When the storm broke, Smith was in a bedroom in her apartment – K26 – filming the raging storm outside as her ceiling collapsed over her. The bedroom is now carpeted with wet insulation above which you can see the frame of the building and the blue sky. She spent a hot night in her other bedroom fighting off mosquitos. Now she worries that another storm will come and destroy her belongings.
She filed an application with the Federal Emergency Management Agency; You gave her enough money to pay for a hotel for a week – “This is a start” – and then she will consider her next steps.
“I’m mentally drained, just exhausted,” she said.
At apartment M22, Jordan Howard and his friend had just returned home after being evacuated to Texas. They had heard of the damage to the complex and that they had to move out about other tenants on Facebook, but discovered that their apartment had escaped unscathed.

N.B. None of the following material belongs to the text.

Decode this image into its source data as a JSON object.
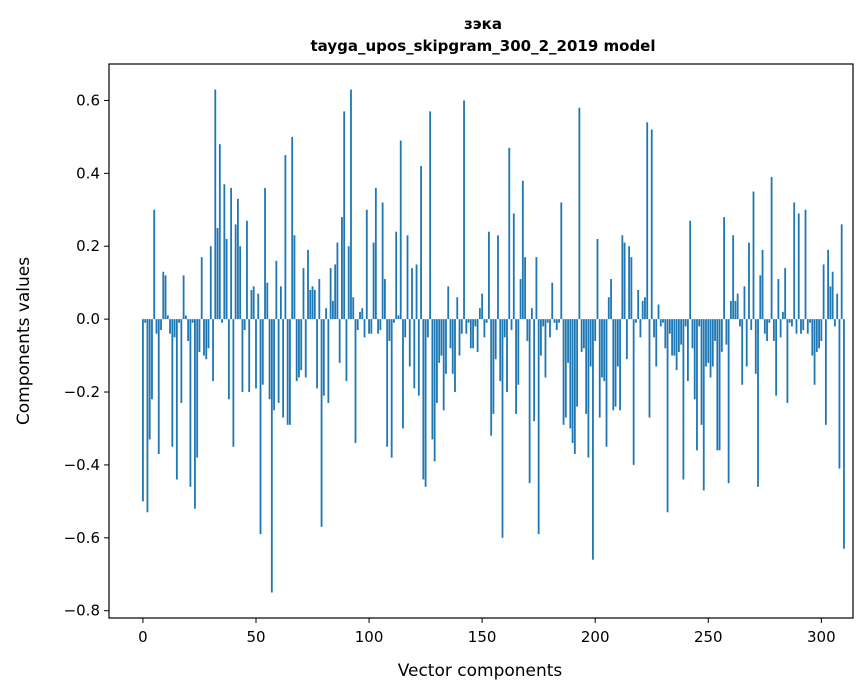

After an initial tour, her plan was to come back in a moving truck, pack, and start over. Before the storm, Howard was working as a receptionist at a hotel but said it was now closed. You think about what to do next – stay in Houma, where Howard has family, or start somewhere else – somewhere with electricity. It was a decision that he thought would make a lot of people too, considering how bad the damage was in Houma.
“So many people are going to have to leave and I don’t think many of them will be going back,” he said.
When Hurricane Ida swept over Houma, Jason Cole was at his first floor apartment – J17 – looking at the damage that was going on outside. After the storm, he and his son and several other relatives drove to Morgan City, about 35 miles away, and rented a hotel room. But they had to leave when the hotel gave the room to the workers who came to restore electricity. On the way back, his car broke down and he had it towed back to the apartment complex where a friend was doing repairs.
He and his son currently lived across the street with their godchild, but storm damage could force them to move out too. Cole was also unemployed after the hurricane destroyed the shrimp business where he used to be a driver.
He had saved a few items of clothing from his apartment, and like many in the Houma residential complex, he was trying to figure out what to do. He had heard from other residents that they had to leave by Tuesday, and he knows how bad the damage is in the whole city. If hotels nearby had rooms, he said, they wouldn’t offer weekly rates, so he was always worried about finding a room just to move out the next day.
“It’s just tough,” he said. “It’s tough for many.”
Hurricane Ida toppled trees and power lines and flooded homes in Louisiana before moving inland. Eric Alvarez reports from Houma and speaks to residents who are doing their best to rebuild.